Our first indication of this was in the messaging both Xbox and Apple gave alongside their respective price hikes. Microsoft stated that "console storage and memory prices have increased by more than 2.5x and we expect another doubling by the fall of 2027." Meanwhile, Apple told MacRumors the following: "The rapid expansion of AI data centers has created an extraordinary surge in demand for memory and storage. We have never seen a component price increase this much, this quickly."
Essentially, there is a wild increase in demand for the components that game consoles, tablets, and computers share with the data centers that companies use to power AI. Because companies like Microsoft and Apple are paying more to make each unit of their product, those cost increases have, in turn, made their way into retail pricing. And sadly, many companies don't think this is a temporary, 2026-specific issue.
Image: XboxComputerbase and VGC reported that Lenovo executive director Martin Hiegl said that prices will "never" come back down to where they were just a year or two ago while speaking at a German ISC conference. Micron, a company at the epicenter of this current memory crisis facing the tech industry, had harsh words about the situation and toward Apple while speaking to The Wall Street Journal. "We told a couple of the customers who were being very aggressive with pricing at that time that this is not constructive," Micron CGO Sumit Sadana explained. "A lot of the industry investments got shut down in 2023 because of really poor pricing and really poor margins."
Micron has also locked in high memory prices for the next five years, per The Register. With them adamant about sticking to that higher price point and even going so far as to blame companies like Apple for the shortage, even Big Tech companies have accepted that they won't be bringing prices back down for a while.
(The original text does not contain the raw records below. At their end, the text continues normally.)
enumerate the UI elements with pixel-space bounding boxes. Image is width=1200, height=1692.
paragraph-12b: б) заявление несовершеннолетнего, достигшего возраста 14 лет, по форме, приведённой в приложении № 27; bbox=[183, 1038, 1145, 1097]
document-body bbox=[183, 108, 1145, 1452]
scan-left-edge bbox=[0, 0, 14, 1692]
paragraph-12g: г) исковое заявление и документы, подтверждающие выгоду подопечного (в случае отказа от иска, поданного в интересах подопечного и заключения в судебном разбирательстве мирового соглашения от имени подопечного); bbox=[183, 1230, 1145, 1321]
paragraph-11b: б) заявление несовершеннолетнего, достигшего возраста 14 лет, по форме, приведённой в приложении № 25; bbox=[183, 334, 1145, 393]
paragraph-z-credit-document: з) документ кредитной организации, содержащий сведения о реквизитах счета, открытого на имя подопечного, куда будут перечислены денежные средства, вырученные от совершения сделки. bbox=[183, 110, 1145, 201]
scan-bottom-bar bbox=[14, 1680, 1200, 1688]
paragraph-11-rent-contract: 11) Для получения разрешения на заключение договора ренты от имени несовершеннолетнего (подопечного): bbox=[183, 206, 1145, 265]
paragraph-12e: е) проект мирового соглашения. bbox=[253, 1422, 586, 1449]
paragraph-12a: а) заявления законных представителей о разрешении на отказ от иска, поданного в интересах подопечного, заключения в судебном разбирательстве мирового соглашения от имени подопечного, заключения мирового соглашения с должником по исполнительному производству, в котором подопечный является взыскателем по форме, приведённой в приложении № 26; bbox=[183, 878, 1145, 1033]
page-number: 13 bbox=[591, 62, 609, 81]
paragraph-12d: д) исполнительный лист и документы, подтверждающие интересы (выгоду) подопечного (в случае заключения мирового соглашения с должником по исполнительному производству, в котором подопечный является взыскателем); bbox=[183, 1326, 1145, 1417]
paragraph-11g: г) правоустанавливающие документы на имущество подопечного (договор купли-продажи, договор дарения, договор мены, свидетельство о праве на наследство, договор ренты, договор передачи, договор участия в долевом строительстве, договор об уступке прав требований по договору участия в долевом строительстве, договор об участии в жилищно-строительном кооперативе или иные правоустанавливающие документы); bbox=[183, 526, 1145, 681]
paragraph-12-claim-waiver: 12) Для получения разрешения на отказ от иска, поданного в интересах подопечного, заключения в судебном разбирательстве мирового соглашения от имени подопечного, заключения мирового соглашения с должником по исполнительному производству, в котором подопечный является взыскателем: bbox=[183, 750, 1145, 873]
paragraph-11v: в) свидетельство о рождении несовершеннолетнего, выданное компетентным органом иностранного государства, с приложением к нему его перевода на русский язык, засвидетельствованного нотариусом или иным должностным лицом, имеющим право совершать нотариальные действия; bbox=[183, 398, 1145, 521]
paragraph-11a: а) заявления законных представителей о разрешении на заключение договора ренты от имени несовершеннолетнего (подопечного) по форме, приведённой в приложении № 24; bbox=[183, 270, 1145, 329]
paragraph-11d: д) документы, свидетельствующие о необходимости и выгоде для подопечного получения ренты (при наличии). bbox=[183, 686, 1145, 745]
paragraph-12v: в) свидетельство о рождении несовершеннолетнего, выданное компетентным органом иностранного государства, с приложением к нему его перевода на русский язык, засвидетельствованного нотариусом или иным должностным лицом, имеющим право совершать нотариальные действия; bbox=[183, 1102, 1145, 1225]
Obviously, hearing that things will get worse before they get better isn't great for gamers. The Steam Machine has already faced backlash for its high price, and now Microsoft and potentially Sony will launch next-gen consoles at a time when component prices are at all-time highs. Expect to pay much more than has historically been the case for new gaming hardware in the coming years because most tech is about to get even more expensive.